The denitrification rate in the filter bed (per m3 or m2) in the full-scale study was calculated to be 13.1 g NOx-N/(m3·h) and 19.6 g NOx-N/(m2·h). In the pilot-scale study, the denitrification rate was calculated to be 21.3 g NOx-N/(m3·h) and 30.5 g NOx-N/(m2·h). It is probably easier to watch over a pilot-scale process and thereby receive better results. These values were found in steady state i.e. after the first 1 – 2 hours of a filter cycle. Before that, the denitrification process had not yet fully started and the denitrification rate became around half of the rate in steady state, 6.4 g NOx-N/(m3·h) and 9.7 g NOx-N/(m2·h) in the full-scale filter.
The operation time of a filter cycle depends on the dynamic head loss developing in the filter during the filter cycle. The filter is mainly clogged by biological SS leaving the secondary sedimentation tanks, SS origins from primary settled wastewater (PW) bypassing the biological treatment step during high influent flows to the plant, and nitrogen gas and carbon dioxide bubbles produced in the filter during denitrification. SS is also produced during denitrification, but this SS was not found in the full-scale filter when excavating the filter bed after the study. The nitrogen gas and carbon dioxide bubbles abruptly clogged the filter in contrast to SS which slowly clogged the filter proportionally to the influent load of SS. Chemical SS mainly consisting of iron phosphate precipitated in the filter when Fe is dosed might also clog the filter, but this was not investigated in the study.
An initial head loss that slowly increased during several years of operation was detected in the filters. This head loss mainly consisted of inorganic precipitates in the slots of the nozzles and on the surface of the Leca® grains in the filter bed. To decrease this head loss, the nozzles were exchanged for new clean nozzles or cleaned by brushing.
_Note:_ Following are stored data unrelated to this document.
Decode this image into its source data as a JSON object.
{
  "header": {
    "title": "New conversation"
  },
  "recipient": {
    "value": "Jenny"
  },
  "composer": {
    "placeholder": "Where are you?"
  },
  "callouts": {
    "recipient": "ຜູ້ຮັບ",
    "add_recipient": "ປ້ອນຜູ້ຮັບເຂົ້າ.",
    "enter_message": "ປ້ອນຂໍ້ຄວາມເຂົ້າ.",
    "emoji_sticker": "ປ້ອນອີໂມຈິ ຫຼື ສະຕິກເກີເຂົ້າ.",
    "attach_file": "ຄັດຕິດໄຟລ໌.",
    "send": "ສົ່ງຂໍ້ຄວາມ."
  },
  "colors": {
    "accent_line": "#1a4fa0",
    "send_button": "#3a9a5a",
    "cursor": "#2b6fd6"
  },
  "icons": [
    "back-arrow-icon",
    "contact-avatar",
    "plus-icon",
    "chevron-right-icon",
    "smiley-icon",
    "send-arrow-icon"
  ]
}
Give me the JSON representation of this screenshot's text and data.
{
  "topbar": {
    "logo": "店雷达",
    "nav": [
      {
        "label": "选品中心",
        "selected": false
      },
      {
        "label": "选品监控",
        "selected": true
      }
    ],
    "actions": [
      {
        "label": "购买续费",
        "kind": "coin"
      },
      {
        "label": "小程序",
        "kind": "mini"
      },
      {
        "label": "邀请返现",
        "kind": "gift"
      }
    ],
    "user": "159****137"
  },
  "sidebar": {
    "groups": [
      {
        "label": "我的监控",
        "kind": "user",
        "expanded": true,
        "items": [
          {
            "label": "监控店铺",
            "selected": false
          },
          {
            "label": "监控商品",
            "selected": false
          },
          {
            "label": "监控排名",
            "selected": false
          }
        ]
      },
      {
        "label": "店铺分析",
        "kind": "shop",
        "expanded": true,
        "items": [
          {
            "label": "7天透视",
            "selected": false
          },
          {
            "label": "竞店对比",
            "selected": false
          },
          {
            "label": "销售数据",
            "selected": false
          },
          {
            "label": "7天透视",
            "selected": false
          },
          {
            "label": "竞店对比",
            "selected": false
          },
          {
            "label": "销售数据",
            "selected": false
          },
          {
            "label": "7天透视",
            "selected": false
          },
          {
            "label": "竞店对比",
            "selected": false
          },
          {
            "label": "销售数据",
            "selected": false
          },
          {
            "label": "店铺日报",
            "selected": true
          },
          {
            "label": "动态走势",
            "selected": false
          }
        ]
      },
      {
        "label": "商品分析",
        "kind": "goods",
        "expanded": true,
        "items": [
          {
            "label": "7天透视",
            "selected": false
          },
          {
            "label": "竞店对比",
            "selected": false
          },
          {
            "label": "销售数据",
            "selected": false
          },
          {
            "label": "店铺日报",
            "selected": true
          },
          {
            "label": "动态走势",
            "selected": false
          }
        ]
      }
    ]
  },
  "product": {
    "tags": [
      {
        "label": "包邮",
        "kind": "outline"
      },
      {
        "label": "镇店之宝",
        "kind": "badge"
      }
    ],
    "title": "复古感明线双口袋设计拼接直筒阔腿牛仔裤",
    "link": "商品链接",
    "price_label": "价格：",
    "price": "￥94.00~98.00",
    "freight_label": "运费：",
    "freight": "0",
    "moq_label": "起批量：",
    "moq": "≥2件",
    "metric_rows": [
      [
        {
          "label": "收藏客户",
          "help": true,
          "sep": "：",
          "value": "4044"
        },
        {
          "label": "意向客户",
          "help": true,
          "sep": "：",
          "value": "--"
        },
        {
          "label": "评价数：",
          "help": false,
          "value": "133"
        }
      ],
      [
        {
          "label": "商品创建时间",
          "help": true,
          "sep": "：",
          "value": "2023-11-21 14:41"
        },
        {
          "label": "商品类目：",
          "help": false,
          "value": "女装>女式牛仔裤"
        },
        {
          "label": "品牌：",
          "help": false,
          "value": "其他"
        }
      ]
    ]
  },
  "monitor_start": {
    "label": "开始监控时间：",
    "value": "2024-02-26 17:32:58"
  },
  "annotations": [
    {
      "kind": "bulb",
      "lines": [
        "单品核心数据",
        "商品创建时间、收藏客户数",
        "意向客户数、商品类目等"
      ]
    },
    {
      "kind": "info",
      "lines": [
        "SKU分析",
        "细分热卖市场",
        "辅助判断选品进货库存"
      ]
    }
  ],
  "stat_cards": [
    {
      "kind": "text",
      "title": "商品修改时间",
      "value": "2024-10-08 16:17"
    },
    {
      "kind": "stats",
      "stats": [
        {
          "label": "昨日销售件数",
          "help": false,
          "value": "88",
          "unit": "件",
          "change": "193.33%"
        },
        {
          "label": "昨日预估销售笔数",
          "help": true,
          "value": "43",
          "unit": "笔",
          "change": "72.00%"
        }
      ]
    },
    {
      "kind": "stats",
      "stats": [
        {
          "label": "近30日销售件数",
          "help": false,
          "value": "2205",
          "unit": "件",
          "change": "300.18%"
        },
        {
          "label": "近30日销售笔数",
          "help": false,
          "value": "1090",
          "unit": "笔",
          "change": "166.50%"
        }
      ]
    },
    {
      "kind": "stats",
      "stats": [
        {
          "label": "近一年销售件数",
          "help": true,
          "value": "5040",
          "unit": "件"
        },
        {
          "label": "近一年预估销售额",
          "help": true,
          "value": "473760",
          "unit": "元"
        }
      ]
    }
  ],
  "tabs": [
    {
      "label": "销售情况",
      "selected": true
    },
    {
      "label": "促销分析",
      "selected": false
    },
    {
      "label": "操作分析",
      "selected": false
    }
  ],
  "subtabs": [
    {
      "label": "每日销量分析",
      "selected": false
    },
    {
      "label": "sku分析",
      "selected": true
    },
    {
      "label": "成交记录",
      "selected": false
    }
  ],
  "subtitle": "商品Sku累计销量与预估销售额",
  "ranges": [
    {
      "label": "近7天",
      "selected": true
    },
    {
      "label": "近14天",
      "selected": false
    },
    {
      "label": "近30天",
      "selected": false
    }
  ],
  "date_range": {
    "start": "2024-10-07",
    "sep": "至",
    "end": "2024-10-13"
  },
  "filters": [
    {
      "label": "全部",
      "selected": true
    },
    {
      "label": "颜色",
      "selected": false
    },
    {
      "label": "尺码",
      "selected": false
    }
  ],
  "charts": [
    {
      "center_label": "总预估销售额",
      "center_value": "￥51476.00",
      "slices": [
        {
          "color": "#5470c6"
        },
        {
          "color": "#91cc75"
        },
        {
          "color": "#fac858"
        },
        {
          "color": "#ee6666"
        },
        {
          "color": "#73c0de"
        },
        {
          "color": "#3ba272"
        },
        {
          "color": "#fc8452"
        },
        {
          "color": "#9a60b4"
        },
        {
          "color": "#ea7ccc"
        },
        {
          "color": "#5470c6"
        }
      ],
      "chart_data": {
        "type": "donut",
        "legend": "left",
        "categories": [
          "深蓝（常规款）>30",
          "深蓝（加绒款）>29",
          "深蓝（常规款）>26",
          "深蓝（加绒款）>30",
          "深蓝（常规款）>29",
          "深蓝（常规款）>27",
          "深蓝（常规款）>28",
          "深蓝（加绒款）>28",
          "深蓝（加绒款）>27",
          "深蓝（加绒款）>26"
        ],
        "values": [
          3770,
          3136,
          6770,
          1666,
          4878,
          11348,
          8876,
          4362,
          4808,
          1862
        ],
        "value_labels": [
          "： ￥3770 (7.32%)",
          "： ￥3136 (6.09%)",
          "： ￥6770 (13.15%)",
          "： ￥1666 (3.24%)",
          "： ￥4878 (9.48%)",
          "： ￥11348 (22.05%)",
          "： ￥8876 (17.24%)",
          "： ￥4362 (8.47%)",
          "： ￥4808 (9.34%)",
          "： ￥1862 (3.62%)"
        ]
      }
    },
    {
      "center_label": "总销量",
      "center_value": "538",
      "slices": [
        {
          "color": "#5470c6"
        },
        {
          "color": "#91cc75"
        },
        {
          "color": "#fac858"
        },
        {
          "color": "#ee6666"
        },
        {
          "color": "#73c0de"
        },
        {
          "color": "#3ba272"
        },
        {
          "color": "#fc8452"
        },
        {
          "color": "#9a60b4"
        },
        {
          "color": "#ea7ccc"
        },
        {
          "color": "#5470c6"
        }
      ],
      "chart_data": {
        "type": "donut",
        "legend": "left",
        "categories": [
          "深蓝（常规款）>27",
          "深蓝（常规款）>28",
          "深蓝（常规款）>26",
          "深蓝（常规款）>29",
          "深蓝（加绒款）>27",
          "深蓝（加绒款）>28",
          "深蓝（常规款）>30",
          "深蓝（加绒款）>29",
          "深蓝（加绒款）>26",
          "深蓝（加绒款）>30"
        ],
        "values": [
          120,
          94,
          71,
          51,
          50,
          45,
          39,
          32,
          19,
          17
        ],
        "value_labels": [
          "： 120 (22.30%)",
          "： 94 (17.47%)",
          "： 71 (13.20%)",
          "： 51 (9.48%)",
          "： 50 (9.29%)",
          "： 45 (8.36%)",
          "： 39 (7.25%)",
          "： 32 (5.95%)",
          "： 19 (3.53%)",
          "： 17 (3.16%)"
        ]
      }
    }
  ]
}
The initial head loss also developed when filter bed material accumulated in the channel below the filter bottom and clogged the nozzles from below. This partly blocked the backwashing and fluidization of the filter bed. The Leca® grains removed from the bed were estimated to exceed 0.1 m3 at an inspection. Backwashing more frequently or with more sequences also prevented the initial head loss.